Globale Erwärmung beschleunigt sich
Die Konsequenzen werden höchst unangenehm sein: fehlendes
Erdöl bedeutet Hunger und Verteilungskämpfe, auch
in Form von Kriegen, in denen sich der Stärkste seinen
Anteil zu holen sucht. Ein noch nicht veröffentlichter
Bericht3 der Regierung von Queensland (Australien) spricht
in den Schlussfolgerungen Klartext, welches die Konsequenzen
des bevorstehenden "Öl-Schocks" sind: "We
will have to re-think the way we live and travel." Gleichzeitig
beschleunigt sich die globale Erwärmung, beispielsweise
nimmt die Eisfläche der Arktis dramatisch ab. Dies reduziert
die Reflektion der Sonneneinstrahlung, was die Erwärmung
des arktischen Meeres zusätzlich beschleunigt. Die höhere
energetische Dynamik des Wettergeschehens wird unausweichlich
zu neuen Katastrophen und zu hohen zusätzlichen Kosten
für ihre Bewältigung sowie für Präventionsmaßnahmen
führen.
Politik lenkt von den tatsächlichen Problemen ab
Und was tut unsere Politik?

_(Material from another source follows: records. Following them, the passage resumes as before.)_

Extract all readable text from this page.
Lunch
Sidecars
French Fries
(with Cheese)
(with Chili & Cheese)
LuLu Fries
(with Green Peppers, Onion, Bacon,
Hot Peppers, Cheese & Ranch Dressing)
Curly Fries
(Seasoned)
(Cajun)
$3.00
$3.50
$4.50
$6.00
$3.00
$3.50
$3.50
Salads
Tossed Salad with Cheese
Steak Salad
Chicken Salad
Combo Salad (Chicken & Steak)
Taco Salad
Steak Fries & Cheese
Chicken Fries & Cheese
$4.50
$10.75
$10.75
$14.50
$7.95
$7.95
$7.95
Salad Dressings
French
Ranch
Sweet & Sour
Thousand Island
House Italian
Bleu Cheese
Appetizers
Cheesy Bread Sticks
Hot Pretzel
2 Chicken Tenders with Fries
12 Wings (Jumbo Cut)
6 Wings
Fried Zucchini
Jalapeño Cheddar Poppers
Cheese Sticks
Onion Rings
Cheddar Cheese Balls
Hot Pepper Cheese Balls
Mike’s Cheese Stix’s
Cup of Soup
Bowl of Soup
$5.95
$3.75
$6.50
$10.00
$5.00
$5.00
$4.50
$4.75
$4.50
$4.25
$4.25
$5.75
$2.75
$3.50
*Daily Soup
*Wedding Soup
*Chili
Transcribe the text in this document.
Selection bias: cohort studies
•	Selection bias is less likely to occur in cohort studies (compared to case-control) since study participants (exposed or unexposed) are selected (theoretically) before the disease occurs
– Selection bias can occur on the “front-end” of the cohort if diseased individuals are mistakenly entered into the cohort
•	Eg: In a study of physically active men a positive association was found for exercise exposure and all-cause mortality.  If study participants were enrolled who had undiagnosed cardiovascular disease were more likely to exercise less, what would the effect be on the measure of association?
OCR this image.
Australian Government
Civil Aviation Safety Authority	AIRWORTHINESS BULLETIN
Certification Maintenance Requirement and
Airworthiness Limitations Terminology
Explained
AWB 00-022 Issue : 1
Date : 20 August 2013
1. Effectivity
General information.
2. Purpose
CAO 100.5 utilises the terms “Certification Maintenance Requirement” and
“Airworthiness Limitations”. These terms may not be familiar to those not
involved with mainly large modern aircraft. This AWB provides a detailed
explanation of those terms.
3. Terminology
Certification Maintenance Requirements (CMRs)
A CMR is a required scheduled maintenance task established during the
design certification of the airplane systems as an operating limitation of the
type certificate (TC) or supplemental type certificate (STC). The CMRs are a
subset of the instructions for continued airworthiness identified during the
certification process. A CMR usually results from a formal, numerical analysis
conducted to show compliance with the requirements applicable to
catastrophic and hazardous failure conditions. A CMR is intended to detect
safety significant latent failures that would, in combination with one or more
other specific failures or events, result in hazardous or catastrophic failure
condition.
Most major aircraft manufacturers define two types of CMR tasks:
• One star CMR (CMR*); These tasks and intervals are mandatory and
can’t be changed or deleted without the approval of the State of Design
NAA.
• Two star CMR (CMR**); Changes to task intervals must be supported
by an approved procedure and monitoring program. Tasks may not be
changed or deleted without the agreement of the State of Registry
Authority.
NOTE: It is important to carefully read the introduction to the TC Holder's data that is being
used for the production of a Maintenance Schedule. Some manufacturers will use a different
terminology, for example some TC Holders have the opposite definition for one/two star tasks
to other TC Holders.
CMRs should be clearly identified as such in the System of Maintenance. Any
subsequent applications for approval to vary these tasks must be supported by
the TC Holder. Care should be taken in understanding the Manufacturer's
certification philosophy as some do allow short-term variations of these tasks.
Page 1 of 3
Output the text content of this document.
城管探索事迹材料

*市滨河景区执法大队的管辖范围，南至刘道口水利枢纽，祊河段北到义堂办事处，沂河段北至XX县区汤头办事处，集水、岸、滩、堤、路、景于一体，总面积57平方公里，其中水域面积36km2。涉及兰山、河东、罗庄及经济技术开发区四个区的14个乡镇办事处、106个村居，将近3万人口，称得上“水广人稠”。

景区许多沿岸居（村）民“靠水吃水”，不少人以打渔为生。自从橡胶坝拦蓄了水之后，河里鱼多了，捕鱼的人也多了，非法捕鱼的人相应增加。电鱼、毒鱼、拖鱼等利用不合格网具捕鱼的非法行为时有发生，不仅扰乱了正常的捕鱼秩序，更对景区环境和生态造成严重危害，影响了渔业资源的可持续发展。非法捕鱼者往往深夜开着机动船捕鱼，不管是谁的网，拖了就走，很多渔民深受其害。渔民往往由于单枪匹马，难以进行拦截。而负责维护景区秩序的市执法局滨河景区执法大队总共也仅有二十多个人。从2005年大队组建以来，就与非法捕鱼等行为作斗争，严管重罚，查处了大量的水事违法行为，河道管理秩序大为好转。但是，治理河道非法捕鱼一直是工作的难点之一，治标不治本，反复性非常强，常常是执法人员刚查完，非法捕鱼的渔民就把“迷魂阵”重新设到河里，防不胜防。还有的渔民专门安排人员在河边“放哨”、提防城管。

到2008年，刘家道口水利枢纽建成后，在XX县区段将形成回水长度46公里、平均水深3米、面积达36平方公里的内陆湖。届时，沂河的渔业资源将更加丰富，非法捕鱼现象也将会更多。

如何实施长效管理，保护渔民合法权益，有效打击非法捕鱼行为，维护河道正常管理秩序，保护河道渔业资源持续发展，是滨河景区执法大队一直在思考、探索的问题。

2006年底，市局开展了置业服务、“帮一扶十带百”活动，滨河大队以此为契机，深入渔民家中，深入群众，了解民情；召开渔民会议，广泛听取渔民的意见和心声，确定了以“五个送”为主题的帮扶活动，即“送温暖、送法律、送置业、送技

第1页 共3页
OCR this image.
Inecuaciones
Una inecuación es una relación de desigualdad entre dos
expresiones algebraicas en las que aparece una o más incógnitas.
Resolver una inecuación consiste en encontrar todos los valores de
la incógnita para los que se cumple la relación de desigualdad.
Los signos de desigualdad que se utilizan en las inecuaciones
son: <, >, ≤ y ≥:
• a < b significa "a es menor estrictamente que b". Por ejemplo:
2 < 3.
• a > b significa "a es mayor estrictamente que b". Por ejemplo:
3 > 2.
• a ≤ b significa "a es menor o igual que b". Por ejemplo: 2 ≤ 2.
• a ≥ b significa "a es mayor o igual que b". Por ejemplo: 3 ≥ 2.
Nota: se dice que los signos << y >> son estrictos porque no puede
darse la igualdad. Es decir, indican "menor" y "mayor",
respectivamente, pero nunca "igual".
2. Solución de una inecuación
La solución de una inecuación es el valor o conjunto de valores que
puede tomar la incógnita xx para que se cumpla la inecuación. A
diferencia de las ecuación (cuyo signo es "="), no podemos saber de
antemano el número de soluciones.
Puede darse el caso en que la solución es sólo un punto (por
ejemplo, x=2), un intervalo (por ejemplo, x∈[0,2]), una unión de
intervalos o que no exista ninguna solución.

Sie verkeilt sich in völlig
nebensächliche Komplottgeschichten und lenkt von den
tatsächlichen Problemen ab oder schlägt eine verhängnisvolle
Ausweichstrategie wie Bio-Treibstoffe, die einen weiteren
Angriff auf die globale Nahrungsgrundlage darstellen, vor.
Führende Kreise der Wirtschaft wollen den Ernst der
Lage nicht wahrhaben und meinen, mit Nichtstun eine Verstetigung
der momentanen Konjunktur zu sichern. Ein Fehlschluss, der
brutal danebengehen wird.
Dabei hätten wir die Mittel und die Möglichkeiten,
um uns sukzessive von den belastenden Abhängigkeiten
zu lösen: Die Förderung der einheimischen CO2-neutralen
Energien (Holz, Sonne, Wind, Geothermie etc.), Niedrigenergie-Baustandards,
die Förderung des öffentlichen Verkehrs und eine ökologische
Steuerreform, welche einen umweltverträglichen Lebensstil
belohnt, die übermäßige Belastung der Umwelt
jedoch mit den gerechten Kosten belastet. Dies sind Maßnahmen,
die Arbeitsplätze im eigenen Land schaffen, die lokale
Wirtschaft stärken und die Abhängigkeit von den
Erdöl-Lieferstaaten reduzieren.
Wenn wir weiter machen wie bisher und unvorbereitet von
einer globalen Wirtschaftskrise getroffen werden, werden
wir nicht oder zu spät reagieren können. Was fehlt,
ist der konkrete politische Wille. Und weil 5 vor 12 wohl
vorbei ist, sind nun ganz konkrete Maßnahmen gefordert,
wie eine Verlangsamung des mit erdölbasierten Treibstoffen
betriebenen Verkehrs (Tempo 80 auf Autobahnen könnte
insgesamt eine Treibstoffreduktion von 25 – 30 % bewirken)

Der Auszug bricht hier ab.